Robert A. Emerson, an expert on photosynthesis, as well as a Quaker, pacifist, and social democrat, is at the center of much of this story. Based at the California Institute of Technology, Emerson was convinced that the internment policy was "an organized effort to reduce the Japanese to slavery." The internees included many skilled chemists, botanists, plant physiologists, and nurserymen, and Emerson came to believe that science—specifically, producing rubber from guayule—would demonstrate that many of the Japanese Americans were "more than willing" to serve their country and contribute to the nation’s defense.

Both Ansel Adams and Dorothea Lange took pictures of the internees cultivating guayale plants in the arid valley. Unfortunately, prejudice against Japanese Americans ran strong. Finlay writes that leading natural-rubber expert of the time, David Spence, "described the Manzanar scientists’ methodologies as 'exceedingly interesting,' yet he did not want to get 'mixed up' in anything that aided" the Japanese. After Japanese Americans were released from the camps, the guayule production dried up. Still, the discoveries the internees made on cultivation of the shrub and extraction of its sap continue to inform today’s guayule efforts.

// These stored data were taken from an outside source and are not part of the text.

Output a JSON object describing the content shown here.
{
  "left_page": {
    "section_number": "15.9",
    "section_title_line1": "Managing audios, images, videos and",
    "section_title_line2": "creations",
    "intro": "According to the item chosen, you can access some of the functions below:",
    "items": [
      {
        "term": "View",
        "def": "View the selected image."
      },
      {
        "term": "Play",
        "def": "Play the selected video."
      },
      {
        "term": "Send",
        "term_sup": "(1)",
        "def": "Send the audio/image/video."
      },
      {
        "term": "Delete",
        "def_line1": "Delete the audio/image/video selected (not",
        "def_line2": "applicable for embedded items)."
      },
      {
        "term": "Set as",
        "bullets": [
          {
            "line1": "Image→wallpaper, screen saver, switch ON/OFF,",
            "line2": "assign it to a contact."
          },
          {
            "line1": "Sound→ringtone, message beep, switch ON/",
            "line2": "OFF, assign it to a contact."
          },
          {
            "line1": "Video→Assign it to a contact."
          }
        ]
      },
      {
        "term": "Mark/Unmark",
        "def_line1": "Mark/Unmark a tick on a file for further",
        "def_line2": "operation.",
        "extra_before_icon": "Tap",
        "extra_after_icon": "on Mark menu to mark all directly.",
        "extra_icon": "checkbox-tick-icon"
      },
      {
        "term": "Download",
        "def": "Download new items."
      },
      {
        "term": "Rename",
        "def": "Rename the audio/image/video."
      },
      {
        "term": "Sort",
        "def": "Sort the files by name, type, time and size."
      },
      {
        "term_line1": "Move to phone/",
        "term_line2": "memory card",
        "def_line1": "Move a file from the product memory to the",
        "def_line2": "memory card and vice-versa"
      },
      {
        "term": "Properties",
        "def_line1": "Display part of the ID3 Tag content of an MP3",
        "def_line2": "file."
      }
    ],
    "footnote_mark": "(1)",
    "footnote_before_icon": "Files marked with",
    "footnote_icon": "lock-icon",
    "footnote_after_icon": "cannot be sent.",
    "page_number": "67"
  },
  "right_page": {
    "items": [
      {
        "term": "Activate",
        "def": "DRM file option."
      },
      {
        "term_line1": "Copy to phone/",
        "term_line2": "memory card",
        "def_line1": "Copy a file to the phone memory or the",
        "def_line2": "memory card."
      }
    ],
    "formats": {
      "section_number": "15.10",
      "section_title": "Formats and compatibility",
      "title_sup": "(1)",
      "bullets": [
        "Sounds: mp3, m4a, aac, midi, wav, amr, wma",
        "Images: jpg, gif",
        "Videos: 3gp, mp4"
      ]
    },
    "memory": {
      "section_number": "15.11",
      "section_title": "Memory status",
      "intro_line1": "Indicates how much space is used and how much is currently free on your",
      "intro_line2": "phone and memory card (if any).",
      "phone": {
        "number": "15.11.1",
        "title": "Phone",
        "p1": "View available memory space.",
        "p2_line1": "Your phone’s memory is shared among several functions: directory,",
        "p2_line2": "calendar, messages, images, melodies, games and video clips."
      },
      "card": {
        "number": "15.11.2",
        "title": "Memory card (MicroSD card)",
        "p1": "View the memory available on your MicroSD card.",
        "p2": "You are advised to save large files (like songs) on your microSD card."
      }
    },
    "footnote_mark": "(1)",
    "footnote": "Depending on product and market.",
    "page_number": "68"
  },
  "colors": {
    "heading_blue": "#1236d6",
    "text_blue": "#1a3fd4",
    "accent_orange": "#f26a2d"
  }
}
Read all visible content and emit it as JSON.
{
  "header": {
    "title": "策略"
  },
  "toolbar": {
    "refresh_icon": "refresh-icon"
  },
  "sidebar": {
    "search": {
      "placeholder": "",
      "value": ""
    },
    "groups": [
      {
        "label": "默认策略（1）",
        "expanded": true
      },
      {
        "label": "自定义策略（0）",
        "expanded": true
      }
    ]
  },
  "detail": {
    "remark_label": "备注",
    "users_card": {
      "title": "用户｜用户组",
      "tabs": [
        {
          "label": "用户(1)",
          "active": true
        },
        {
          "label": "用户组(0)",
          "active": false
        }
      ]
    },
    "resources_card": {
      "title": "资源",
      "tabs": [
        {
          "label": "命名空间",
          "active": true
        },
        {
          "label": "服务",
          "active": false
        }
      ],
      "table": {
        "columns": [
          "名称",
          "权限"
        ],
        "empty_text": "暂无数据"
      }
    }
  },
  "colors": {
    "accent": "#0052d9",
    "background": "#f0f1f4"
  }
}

But each plant yields only a small amount of rubber, Metz writes for Wired. So researchers today are turning to advanced genetic techniques to help guayule fulfill its potential. By the end of the year scientists should have the plant’s complete genome, including the genes that determine its size, shape and number of latex-oozing cells it grows. Metz reports:

The potential for improvement is enormous — in part because guayule is so under-bred, in part because breeding technology is evolving so quickly. "The creation of a guayule commodity, which is what we’re all banking on here, is behind the science. That’s almost never the case," says [USDA researchers Colleen] McMahan. "We knew a whole lot about how great humans evolved before we ever sequenced the genome. We know so much less about how to breed guayule. But we're now going to get all this information about how it works."

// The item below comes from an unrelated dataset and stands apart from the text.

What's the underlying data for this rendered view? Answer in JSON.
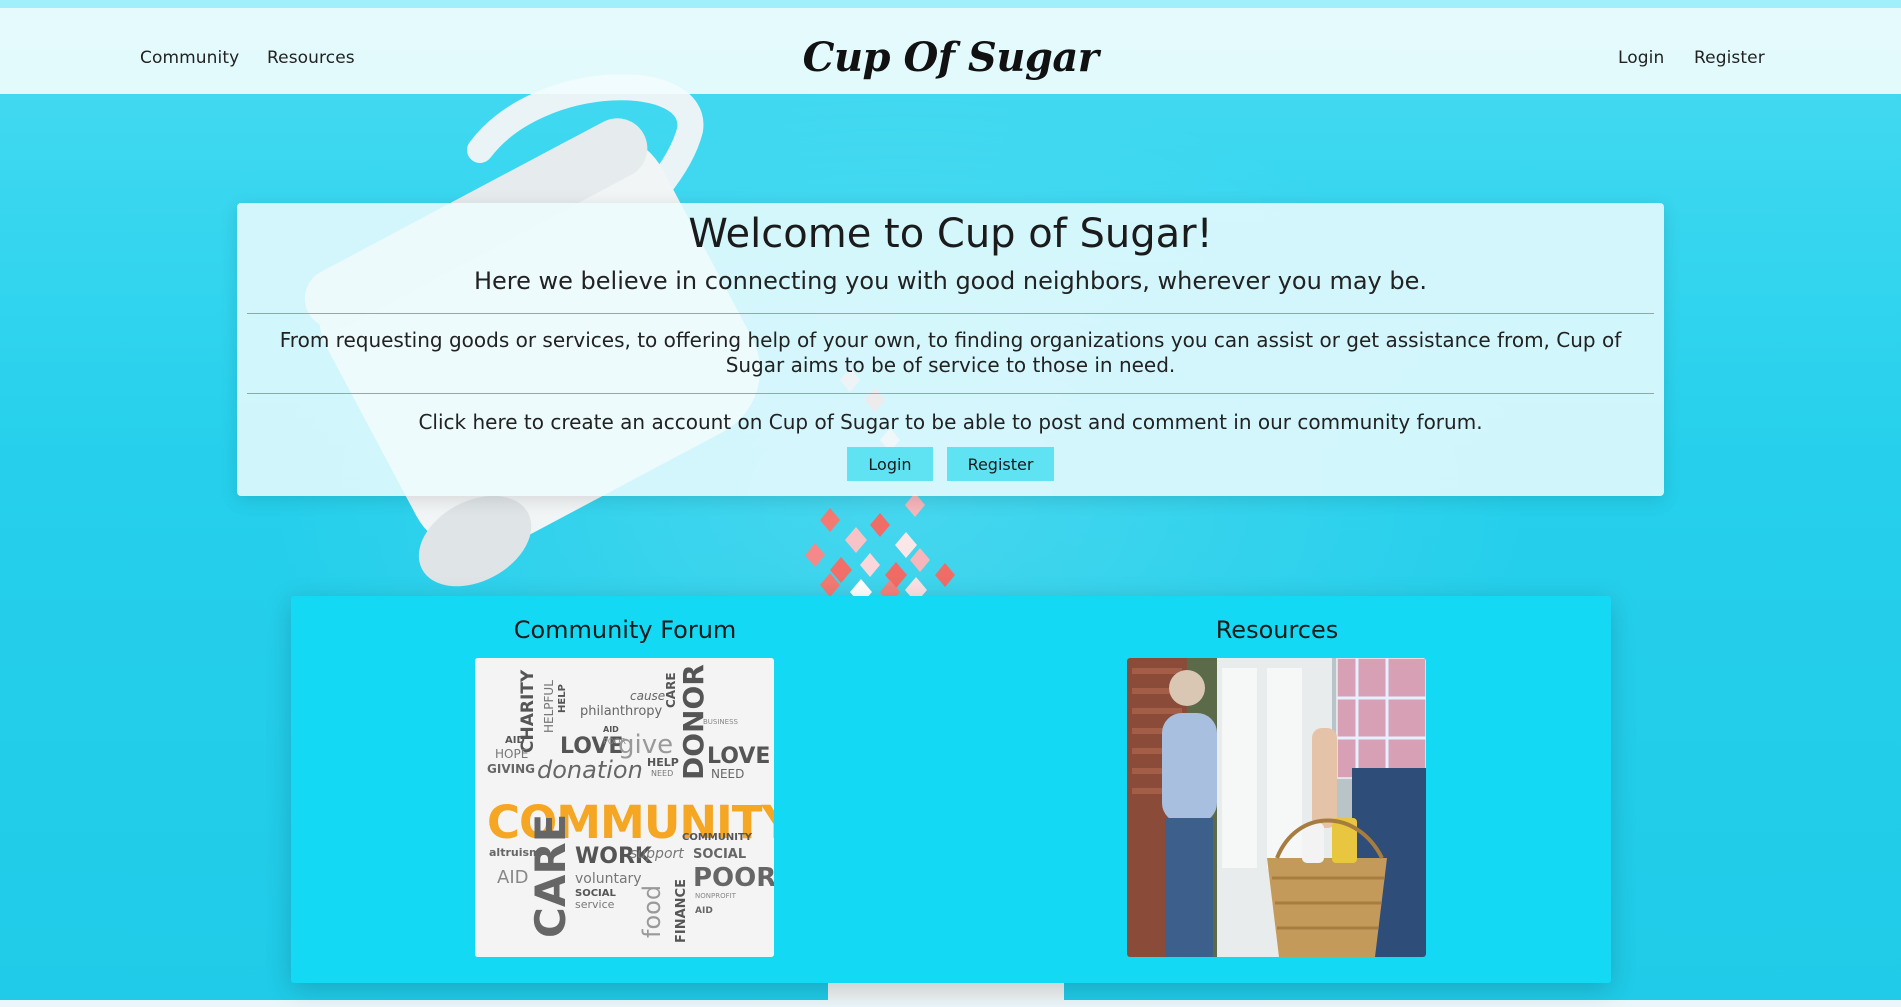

A company called the Yulex Corporation is also working to breed hybrid guayule plants that combine the best traits of several different strains. Company researcher Eric Mathur says that their best hybrid is a superplant that can produce a metric ton of rubber per acre of guayule. Getting farmers to grow enough guayule still remains a challenge, and how quickly that can happen is still uncertain.

But if Yulex, Mathur and other scientists succeed, guayule may be a big source of American-made natural rubber in just a few years.